One January night, I bounced around my living room on the verge of a panic attack. Each one I’ve ever had has looked vastly different, and that night’s was particularly active. I felt my heart rate rise and my breath quicken as my thoughts refused to slow down. I couldn’t sit still or focus on anything. As I tried to figure out how to calm myself down, my mom’s constant advice echoed in my head: pray.
“Pray?!” I thought. “I can’t even focus long enough to form a coherent thought.”
At that, I felt a bit of shame. I can’t even talk to God when I need him most? But the shame lasted only for a moment before grace took over. I would never tell someone that their inability to focus during a panic attack warrants blame. Why am I telling myself that?
Focused prayer or not, the Lord has never been inaccessible to me. He promises in His word to never leave us nor forsake us.
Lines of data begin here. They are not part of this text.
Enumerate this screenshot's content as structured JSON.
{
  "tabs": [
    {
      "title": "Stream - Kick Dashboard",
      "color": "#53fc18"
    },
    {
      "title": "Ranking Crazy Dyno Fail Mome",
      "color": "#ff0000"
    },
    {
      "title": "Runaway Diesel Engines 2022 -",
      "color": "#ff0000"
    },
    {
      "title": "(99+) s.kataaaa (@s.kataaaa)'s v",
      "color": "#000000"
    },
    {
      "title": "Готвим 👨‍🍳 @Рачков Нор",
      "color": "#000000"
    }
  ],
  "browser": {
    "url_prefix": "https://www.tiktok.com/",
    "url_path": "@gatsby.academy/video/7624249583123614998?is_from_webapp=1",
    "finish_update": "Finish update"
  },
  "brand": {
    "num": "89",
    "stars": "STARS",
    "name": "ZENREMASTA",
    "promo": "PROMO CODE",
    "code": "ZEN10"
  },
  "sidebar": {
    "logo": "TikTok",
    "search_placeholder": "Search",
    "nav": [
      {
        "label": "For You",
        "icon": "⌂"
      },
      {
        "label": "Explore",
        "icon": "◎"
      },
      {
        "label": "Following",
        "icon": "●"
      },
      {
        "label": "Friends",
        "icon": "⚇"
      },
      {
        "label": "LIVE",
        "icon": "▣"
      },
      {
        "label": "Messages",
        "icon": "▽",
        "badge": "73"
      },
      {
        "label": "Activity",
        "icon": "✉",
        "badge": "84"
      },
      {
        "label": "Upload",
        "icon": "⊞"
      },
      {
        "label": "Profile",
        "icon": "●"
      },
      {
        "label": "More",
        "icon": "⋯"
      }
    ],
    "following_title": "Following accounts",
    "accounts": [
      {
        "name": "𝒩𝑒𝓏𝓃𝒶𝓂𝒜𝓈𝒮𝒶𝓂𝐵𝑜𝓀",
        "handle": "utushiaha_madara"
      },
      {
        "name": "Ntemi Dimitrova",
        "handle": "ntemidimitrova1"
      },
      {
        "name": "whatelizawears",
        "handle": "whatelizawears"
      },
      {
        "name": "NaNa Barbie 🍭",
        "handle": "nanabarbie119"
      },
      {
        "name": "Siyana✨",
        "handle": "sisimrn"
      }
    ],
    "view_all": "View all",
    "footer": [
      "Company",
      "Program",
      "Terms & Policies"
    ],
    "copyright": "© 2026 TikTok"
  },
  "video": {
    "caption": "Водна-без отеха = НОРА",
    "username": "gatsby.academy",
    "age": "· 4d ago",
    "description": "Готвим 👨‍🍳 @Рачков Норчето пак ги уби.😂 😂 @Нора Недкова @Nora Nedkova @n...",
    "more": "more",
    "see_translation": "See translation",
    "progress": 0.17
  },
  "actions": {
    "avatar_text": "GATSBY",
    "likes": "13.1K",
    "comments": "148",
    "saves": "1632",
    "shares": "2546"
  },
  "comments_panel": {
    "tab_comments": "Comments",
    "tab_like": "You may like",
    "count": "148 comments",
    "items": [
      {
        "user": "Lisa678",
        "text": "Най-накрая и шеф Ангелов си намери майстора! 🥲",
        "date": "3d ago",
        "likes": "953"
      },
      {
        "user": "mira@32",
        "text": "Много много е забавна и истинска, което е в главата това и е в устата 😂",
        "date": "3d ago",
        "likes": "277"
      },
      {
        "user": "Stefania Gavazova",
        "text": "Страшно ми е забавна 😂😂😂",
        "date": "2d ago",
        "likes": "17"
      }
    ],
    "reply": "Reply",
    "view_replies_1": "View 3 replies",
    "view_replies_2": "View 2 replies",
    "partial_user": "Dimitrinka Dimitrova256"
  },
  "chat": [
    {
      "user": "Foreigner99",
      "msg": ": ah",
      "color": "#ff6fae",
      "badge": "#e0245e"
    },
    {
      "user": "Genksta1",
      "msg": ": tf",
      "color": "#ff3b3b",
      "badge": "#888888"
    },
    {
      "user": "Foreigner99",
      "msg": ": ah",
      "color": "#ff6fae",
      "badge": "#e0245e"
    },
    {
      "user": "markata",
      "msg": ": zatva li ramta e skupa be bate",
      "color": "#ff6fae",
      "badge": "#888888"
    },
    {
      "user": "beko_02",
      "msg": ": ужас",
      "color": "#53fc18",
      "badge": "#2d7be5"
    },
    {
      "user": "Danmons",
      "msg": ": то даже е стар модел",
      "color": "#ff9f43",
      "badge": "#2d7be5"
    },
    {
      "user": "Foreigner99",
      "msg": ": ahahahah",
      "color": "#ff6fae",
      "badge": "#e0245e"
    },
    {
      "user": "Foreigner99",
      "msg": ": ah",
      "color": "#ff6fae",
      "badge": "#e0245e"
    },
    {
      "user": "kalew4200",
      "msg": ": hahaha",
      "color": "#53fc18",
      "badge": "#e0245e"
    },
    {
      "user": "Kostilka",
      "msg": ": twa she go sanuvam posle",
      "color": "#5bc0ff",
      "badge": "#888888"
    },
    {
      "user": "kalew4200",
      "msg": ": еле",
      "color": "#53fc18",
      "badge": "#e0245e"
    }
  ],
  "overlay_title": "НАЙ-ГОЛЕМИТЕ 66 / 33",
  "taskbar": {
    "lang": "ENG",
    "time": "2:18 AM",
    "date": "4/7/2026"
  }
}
It is His presence that helped me through some of my darkest moments. In those moments, my prayers often consisted of only one word: “help.” And He always did. In that particular dark moment, I felt that God was telling me this:
A good friend is willing to sit with us in silence when we can’t speak.
And Christ is the best friend; He is the one who sticks closer than a brother. If anyone could understand the depths of our dark feelings, would it not be our creator? Wouldn’t the One who knows us most intimately be most understanding? He promised to never leave us nor forsake us, and surely that includes when we can’t speak.
I asked God to sit with me– that, I could manage to get out. And guess what? He did. He was faithful to surrounding me with his comforting, strengthening presence until the storm passed. So to my readers and friends who struggle with anxiety and panic attacks, I advise you to do the same:
When you don’t have the words to pray, ask God to sit with you.
Because He always will. Talking to God is wonderful, and something we should all make a habit of. But when you’re out of words, asking for His presence is enough. It’s simple, but life changing to know that no matter the depths of our struggle, God is there.